Sushi Deluxe

Fresh, rich sushi in a futuristic setting

The “Crunchy Roll” with salmon, tuna, and mango sauce.
Douzo’s sushi counter

The amaebi mango roll, a house specialty at Douzo, comes in a curvy line on a long white plate, looking like a kingly golden serpent. A precisely carved crown of cucumber sits atop the deep-fried ornamental shrimp head that precedes the seven succulent sushi pieces forming the body.

131 Dartmouth Street, Boston
Open for lunch and dinner. Reservations recommended.

Composed of mango and cucumber wrapped in raw shrimp, the roll is topped with a juicy mango sauce and a dollop of black caviar. Overall, the flavor was new and refreshing. Not so the similar textures: the smooth, slippery mango and soft, sweetish shrimp were a little too much of a good thing all in one bite. But points were scored for their interplay with the salty caviar, and the handsome presentation. The $13.95 dish is at once creatively flavored and showy—like much of the “modern” Japanese food at this Back Bay hot spot.

Showy could also describe Douzo’s Blade Runner atmosphere: sort of an intergalactic lounge/restaurant-cum-nightclub. Big-box light fixtures hover over the very large room like spaceships; floor-to-ceiling drapes block out reality at the streetside windows. The dining room is divided; the lower level has dimmer lighting and fellow eaters a bit too close (unless you enjoy comparing dishes, as we did, with knowledgeable neighbors). The smaller sushi bar along one wall seems more inviting; better still are cozy booths and tables near the traditional bar area. Nowhere, unfortunately, can one escape the pulsating techno/hypno-pop that confusingly conjures a nightclub scene. Judging from the convivial crowd of mostly well-heeled but nondescript professionals, this may well be what’s popular now at the dinner hour. We like conversation.

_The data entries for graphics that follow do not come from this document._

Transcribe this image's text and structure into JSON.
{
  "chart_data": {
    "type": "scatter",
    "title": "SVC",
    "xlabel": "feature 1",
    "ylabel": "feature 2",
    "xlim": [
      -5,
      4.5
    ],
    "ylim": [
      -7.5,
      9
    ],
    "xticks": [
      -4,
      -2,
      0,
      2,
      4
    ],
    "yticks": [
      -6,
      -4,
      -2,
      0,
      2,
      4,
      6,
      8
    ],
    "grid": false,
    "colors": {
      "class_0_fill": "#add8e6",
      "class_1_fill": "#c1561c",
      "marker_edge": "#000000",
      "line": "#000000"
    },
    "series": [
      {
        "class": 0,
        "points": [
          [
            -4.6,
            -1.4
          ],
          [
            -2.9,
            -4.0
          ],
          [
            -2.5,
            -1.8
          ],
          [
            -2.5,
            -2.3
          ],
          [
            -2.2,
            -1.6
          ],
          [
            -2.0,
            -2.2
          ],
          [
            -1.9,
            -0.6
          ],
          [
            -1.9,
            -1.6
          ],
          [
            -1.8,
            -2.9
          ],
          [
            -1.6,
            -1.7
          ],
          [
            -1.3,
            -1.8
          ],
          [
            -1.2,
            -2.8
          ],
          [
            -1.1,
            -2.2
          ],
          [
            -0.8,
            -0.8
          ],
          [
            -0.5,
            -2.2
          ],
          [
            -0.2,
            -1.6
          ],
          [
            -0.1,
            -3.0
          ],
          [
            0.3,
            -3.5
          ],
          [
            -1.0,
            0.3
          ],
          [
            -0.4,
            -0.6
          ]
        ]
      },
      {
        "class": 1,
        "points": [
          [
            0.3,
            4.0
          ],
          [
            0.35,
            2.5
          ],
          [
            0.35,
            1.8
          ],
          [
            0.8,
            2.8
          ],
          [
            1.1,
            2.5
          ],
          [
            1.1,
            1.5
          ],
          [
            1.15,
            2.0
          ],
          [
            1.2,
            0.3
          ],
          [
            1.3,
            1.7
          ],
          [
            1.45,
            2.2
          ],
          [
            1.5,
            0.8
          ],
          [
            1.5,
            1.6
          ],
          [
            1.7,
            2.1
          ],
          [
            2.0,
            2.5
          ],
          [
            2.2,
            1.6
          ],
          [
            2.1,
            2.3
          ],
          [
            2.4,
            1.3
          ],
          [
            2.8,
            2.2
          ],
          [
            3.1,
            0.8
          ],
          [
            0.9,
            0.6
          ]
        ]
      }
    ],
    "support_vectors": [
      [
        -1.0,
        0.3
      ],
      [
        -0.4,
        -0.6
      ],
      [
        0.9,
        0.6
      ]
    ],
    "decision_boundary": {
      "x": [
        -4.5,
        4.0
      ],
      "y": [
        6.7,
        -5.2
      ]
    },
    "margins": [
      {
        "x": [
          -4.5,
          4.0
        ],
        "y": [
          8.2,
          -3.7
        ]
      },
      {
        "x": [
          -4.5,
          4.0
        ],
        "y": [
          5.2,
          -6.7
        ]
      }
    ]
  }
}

But back to the food. Some have said Douzo’s sushi is among the best in Boston. We’d agree. The fish was fresh and of the highest quality. The prized yellowtail collar, hamachi kama ($10.75), easy to overcook, was tenderly grilled. Beef negima ($9) presented thinly sliced meat rolled around juicy asparagus and scallions. A cold seafood salad ($8) with rich, shredded scallops, crab meat, and crunchy cucumber had a delectable spicy drizzle on top. If eel appeals, the Dragon Roll ($13.95) offers it with fried sweet potato, avocado, and unagi sauce. The tempura was as delicate as a butterfly’s wing, especially the eggplant ($2)—not easy to accomplish, given that veggie’s spongy texture.

Tempura’d, too, were the sliced dessert bananas ($8), served in the shape of a flower and topped with walnuts next to a bamboo leaf curved over vanilla ice cream. Like a creamy custard, they were the best dish of the night, but the unusual lychee sorbet ($4) proved exquisite as well.